5. Il ressort des pièces du dossier que l'arrêté du 6 avril 2022 par lequel la préfète de la Loire a fait obligation à M. B de quitter le territoire français sans délai et lui a interdit le retour sur le territoire pendant deux ans lui a été notifié le jour même à 17h55. L'arrêté litigieux, qui comportait la correcte mention des voies et délai de recours ouverts à l'encontre de ces décisions, a été signé par M. B lui-même. Contrairement à ce que soutient le requérant, la circonstance que les mentions des voies de recours ne comportent pas le numéro de télécopie du tribunal administratif compétent n'est pas de nature à faire obstacle à ce que le délai de recours commence à courir, cette indication n'étant exigée par aucune disposition applicable. Or, il est constant que la demande de M. B tendant à l'annulation des décisions contestées n'a été présentée au tribunal administratif de Lyon que le 11 avril 2022, soit au-delà du délai de quarante-huit heures qui lui était imparti, à compter de leur notification, par les dispositions précitées. Il en résulte que la demande de première instance de M. B était, comme l'a jugé la première juge, tardive et, par suite, irrecevable.

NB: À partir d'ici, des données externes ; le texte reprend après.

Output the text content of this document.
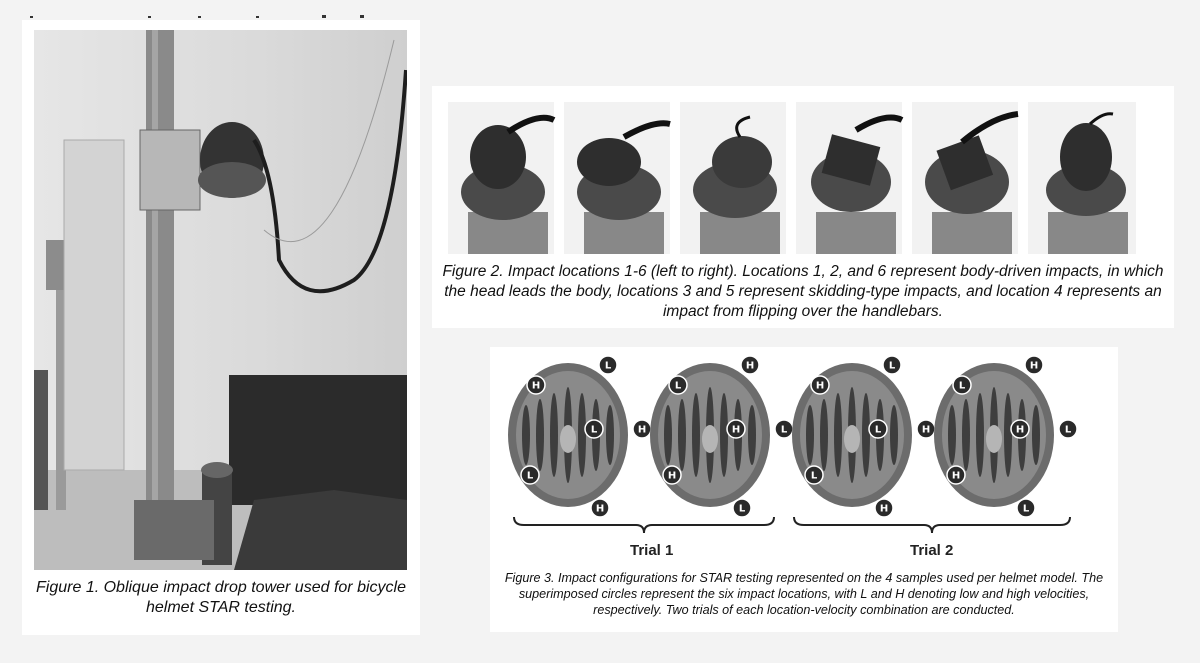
Figure 1. Oblique impact drop tower used for bicycle helmet STAR testing.
Figure 2. Impact locations 1-6 (left to right). Locations 1, 2, and 6 represent body-driven impacts, in which the head leads the body, locations 3 and 5 represent skidding-type impacts, and location 4 represents an impact from flipping over the handlebars.
L
H
L	H
L
H
H
L
H	L
H
L
L
H
L	H
L
H
H
L
H	L
H
L
Trial 1	Trial 2
Figure 3. Impact configurations for STAR testing represented on the 4 samples used per helmet model. The superimposed circles represent the six impact locations, with L and H denoting low and high velocities, respectively. Two trials of each location-velocity combination are conducted.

6. Il résulte de ce qui précède que la requête de M. B est manifestement dépourvue de fondement. Dès lors, elle doit être rejetée, y compris en ses conclusions aux fins d'injonction et de mise à la charge de l'État des frais exposés et non compris dans les dépens.

ORDONNE :

Article 1er : La requête de M. B est rejetée.

Article 2 : La présente ordonnance sera notifiée à M. A B et au ministre de l'intérieur.

Copie en sera adressée à la préfète de la Loire.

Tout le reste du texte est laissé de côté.